Känguru
Geburtstagsgabe (30)
Abend war es inzwischen geworden, schon sank die Sonne im Westen zur Erde. Friedlich lagen die Tiere im Kreise, manche träumten schon, andere käuten von dem, was am Tag sie genossen, wieder. Es hatte das etwas vom Paradiese, als alles in Ordnung gewesen noch war - und der denkende Mensch den Irrtum nicht kannte, es ließe durch Denken sich alles gut lenken. Das Känguru seufzte und schrieb uns diese Zeilen:
Ich bin nur ein einfaches australisches Känguru. Aus dem fernen Erdteil Down-Under kam ich zu Euch hierher. Luther kannte mich nicht und ich ihn deshalb auch nicht. Australien wurde erst viel später entdeckt als die Reformation - und von britischen Häftlingen kolonisiert. Trotzdem wird mir die Ehre zuteil, in meinem Beutel mehr als zwanzig Briefe von Tieren zu tragen, die an Menschen gerichtet sind, welche Luther verehren, oder seiner zumindest still gedenken möchten.

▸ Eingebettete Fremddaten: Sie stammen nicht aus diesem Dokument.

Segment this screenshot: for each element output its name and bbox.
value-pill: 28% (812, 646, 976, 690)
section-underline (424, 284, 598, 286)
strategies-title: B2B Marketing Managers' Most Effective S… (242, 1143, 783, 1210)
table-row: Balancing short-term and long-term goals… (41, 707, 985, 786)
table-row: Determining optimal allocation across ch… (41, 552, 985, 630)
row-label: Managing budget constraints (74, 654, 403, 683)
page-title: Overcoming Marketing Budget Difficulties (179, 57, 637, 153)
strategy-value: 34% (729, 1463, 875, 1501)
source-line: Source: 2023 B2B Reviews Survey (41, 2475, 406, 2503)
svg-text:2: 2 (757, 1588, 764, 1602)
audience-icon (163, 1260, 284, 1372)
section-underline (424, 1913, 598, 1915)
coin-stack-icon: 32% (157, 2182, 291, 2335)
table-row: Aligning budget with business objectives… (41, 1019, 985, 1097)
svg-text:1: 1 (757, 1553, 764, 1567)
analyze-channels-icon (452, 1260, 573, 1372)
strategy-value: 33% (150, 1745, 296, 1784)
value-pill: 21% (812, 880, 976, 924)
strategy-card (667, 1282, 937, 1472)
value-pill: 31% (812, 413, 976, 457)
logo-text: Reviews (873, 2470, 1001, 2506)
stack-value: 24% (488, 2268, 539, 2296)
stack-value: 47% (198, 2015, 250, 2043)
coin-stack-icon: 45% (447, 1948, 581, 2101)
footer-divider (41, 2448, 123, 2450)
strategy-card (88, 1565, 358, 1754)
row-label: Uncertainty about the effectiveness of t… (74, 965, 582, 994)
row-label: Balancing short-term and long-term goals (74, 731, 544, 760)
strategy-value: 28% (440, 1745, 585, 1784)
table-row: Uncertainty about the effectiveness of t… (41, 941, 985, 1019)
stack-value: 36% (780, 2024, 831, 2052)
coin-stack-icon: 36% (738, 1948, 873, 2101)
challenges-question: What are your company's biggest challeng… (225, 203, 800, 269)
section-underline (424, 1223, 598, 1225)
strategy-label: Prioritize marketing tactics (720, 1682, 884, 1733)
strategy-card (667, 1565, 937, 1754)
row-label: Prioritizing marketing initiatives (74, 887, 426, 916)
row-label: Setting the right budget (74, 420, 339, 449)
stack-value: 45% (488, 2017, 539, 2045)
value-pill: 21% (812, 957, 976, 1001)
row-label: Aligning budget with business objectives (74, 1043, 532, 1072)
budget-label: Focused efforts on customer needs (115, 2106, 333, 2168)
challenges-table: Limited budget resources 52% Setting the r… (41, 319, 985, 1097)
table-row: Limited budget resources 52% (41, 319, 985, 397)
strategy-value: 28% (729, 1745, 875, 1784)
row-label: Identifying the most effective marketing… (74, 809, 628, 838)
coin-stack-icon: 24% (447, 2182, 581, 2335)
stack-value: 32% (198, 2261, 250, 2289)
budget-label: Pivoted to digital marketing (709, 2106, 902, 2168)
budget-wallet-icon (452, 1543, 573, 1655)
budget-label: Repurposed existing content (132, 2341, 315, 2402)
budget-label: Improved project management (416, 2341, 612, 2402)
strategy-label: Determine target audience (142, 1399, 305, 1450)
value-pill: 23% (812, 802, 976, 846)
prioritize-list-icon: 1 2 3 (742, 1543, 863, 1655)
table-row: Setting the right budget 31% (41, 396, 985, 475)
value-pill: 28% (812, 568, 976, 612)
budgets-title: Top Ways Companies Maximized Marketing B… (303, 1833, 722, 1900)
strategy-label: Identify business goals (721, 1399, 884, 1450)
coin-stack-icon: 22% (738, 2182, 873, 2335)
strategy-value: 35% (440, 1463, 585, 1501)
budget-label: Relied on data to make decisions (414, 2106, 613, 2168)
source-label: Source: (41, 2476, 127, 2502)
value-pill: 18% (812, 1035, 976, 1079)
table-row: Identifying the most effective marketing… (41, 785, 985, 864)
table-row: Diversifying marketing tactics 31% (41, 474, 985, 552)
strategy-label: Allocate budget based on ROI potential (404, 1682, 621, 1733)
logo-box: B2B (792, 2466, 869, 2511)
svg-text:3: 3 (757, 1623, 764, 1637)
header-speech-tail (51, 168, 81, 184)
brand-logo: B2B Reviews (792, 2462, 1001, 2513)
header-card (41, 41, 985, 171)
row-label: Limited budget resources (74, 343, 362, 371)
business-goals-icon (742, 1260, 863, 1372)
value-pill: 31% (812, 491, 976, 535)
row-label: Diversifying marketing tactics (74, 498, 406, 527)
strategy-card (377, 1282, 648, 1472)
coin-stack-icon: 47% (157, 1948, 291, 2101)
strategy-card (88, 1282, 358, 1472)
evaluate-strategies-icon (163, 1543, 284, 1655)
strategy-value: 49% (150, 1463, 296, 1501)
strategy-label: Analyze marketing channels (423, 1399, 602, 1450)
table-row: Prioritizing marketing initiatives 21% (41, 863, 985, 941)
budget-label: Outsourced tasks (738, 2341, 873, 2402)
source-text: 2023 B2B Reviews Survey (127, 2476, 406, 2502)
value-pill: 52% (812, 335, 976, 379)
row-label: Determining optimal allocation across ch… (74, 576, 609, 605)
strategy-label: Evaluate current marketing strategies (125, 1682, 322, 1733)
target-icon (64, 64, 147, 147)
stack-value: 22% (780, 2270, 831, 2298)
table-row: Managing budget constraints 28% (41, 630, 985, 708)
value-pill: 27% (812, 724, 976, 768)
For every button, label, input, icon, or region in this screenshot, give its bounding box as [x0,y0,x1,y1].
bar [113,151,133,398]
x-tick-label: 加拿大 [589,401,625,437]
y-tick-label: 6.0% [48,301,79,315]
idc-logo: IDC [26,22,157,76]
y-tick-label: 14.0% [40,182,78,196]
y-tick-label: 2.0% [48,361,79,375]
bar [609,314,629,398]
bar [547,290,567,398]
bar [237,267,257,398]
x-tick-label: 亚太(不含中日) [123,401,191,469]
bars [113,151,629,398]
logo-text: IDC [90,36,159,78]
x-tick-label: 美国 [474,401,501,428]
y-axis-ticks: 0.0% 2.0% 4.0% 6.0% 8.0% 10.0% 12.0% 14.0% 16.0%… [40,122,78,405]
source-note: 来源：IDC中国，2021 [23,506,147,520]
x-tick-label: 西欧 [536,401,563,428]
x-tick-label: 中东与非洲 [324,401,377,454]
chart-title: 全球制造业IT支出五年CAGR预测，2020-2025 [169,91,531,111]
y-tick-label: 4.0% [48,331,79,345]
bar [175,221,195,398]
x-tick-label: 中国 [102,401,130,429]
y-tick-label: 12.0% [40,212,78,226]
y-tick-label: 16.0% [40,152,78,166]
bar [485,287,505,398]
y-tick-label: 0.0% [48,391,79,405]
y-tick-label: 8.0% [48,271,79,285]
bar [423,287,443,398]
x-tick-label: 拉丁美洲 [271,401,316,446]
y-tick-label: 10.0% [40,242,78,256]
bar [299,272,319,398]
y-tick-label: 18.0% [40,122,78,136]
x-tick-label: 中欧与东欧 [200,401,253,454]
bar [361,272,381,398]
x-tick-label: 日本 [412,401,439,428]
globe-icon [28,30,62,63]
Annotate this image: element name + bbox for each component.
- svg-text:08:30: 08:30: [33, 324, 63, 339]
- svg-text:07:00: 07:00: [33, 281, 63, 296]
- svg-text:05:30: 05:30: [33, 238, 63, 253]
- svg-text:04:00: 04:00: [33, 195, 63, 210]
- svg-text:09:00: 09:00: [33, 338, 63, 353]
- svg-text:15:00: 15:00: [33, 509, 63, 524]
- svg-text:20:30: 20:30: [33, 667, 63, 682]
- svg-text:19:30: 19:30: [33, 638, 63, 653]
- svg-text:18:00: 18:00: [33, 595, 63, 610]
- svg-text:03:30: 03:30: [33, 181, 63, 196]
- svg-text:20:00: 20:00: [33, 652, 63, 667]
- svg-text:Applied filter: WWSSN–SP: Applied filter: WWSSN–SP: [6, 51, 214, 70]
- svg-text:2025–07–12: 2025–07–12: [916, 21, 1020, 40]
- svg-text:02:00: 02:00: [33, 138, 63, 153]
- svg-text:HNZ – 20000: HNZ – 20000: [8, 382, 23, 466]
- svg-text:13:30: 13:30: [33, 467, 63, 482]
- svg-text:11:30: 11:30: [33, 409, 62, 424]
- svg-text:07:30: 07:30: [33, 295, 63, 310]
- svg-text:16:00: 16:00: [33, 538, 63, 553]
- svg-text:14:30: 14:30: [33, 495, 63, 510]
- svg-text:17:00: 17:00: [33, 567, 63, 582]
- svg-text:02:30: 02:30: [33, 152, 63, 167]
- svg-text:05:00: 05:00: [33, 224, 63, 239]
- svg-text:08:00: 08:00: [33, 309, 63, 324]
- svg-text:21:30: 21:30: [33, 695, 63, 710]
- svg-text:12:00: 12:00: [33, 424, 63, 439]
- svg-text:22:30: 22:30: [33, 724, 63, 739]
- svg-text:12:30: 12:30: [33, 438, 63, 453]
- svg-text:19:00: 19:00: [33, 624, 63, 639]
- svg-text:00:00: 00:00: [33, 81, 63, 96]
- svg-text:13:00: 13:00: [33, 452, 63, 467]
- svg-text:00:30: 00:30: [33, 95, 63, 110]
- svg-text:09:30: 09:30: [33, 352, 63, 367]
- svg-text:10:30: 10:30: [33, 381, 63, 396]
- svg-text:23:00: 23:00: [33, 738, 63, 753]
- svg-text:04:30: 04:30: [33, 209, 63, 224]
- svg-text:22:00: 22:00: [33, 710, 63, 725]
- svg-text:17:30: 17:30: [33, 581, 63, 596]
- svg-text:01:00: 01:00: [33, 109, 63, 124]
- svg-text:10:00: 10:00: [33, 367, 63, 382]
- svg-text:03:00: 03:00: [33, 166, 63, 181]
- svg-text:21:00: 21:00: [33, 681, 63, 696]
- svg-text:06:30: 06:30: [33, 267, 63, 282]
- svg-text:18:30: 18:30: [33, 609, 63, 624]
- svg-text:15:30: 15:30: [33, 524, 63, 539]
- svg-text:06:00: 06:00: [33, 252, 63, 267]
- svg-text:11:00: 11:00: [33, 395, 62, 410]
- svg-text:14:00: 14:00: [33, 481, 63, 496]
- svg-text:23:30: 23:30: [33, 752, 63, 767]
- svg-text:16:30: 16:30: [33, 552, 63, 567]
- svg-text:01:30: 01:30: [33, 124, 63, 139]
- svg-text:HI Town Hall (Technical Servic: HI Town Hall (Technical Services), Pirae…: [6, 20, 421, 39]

Eine gewisse Traurigkeit verspüre ich schon, weil ich nicht eher gelebt habe. Die Geschichten vom kleinen Jesusjungen haben es mir sehr angetan. Ich muss immer weinen, wenn ich höre, dass er kein Bettchen hatte, sondern nur eine harte Krippe mit sperrigem Stroh. Und da hat der Luther so schön gedichtet:
»Ach Herr, Du Schöpfer aller Ding / was bist Du worden so gering / dass Du da liegst auf dürrem Gras / davon ein Rind und Esel aß.«
Ich hätte dem kleinen Gottessohn sofort meinen Beutel angeboten. Es ist ein sehr schönes Gefühl, wenn da was Lebendiges drin liegt. Ein irrsinnig angenehmes Gefühl. Da braucht man nichts anderes mehr. Keine Leistung und auch keine Gnade. Nichts. Solches zu wissen - wahrscheinlich ist das überhaupt die Gnade an sich. Was anders sollte denn Gnade sonst sein? Als dass man Jesus in seinem Beutel hat? Das ist Gnade. Und das ist meine Botschaft als australisches Känguru an die postmodernen Menschenkinder - mit und ohne Beutel.